PostgreSQL

8 min read

October 4, 2024

Measuring WAL Throughput in PostgreSQL: Step-by-Step Guide

Learn how to approximate change event throughput for PostgreSQL by measuring the Write-ahead-log (WAL).

Dani Pálma

Measuring WAL Throughput in PostgreSQL: Step-by-Step Guide

Share this article

Write-ahead logging (WAL) is essential to PostgreSQL's crash recovery and Change Data Capture (CDC) replication. Tracking the amount of WAL generated over time can help developers understand the volume of changes happening in their database, which is particularly useful for evaluating replication systems or monitoring replication performance.

In this article, we’ll walk through how to measure WAL throughput using SQL queries in PostgreSQL. We will create a table and views that allow you to track and calculate WAL volume over specific periods.

Step 1: Set Up a Table to Track WAL LSN Positions

To start, you’ll need a table to store the Log Sequence Numbers (LSNs) along with timestamps. This allows you to record the current LSN over time, which we can later use to calculate the WAL volume.

plaintextCREATE TABLE wal_lsn_history (
    id SERIAL PRIMARY KEY,
    timestamp TIMESTAMPTZ DEFAULT CURRENT_TIMESTAMP,
    lsn_position pg_lsn
);

This table captures two key pieces of information:

timestamp: The exact time the LSN was recorded.
lsn_position: The current LSN when the row is inserted.

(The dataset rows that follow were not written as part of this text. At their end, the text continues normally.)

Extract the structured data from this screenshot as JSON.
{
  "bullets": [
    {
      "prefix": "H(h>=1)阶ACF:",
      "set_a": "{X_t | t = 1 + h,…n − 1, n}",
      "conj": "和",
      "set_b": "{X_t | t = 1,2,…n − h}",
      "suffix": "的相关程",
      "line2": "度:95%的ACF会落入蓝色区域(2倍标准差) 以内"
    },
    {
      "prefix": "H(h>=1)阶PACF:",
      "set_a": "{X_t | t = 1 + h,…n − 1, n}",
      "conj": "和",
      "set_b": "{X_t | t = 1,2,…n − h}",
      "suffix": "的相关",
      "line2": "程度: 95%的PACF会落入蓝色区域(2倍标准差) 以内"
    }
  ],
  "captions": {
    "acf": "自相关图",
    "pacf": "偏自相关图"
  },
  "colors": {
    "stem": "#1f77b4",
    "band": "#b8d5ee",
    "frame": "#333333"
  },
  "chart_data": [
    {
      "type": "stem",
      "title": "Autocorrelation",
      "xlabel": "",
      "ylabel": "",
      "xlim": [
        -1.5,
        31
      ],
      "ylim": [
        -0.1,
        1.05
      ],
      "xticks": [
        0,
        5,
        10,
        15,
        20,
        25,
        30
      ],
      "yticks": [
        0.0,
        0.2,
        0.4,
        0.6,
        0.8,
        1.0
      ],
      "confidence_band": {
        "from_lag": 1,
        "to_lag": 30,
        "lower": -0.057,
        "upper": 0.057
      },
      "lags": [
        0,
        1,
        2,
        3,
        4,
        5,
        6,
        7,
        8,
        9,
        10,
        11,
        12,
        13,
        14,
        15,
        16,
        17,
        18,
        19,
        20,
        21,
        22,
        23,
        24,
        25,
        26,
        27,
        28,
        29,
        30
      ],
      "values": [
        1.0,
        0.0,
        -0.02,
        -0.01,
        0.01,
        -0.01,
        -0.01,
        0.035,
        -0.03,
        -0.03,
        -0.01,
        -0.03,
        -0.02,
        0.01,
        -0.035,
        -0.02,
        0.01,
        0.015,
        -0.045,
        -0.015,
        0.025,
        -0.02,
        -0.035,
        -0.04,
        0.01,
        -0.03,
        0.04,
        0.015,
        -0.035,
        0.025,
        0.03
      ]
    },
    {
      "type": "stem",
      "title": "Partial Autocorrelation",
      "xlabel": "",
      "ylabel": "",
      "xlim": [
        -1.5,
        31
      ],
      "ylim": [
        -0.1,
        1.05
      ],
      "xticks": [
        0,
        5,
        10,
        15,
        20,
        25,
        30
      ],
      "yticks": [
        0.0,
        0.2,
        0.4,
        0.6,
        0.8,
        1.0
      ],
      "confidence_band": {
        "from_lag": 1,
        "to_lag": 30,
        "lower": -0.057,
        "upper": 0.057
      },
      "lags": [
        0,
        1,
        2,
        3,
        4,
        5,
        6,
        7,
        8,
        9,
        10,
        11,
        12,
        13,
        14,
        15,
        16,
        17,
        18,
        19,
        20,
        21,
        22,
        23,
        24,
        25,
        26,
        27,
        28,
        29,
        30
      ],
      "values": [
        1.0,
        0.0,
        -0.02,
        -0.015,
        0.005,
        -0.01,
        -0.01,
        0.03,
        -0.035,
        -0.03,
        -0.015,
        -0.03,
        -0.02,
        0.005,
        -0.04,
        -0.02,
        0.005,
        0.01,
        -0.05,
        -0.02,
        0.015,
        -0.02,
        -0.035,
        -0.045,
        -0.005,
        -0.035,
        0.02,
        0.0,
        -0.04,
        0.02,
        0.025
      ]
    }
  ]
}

The Log Sequence Number (LSN) in PostgreSQL is a unique identifier for a specific location within the WAL. An LSN might look like this: 0/16B3740. This represents a specific point in the WAL, which the system can use to determine where to read or write next.

Source: https://materialize.com/blog/connecting-materialize-directly-to-postgresql-via-the-replication-stream/

Screenshot 2024-10-04 at 09.34.14.png — Source: https://materialize.com/blog/connecting-materialize-directly-to-postgresql-via-the-replication-stream/

Step 2: Create a Function to Record the Current WAL LSN

Next, you will create a function that inserts the current LSN into the wal_lsn_history table. This function can be called periodically to track changes in the WAL.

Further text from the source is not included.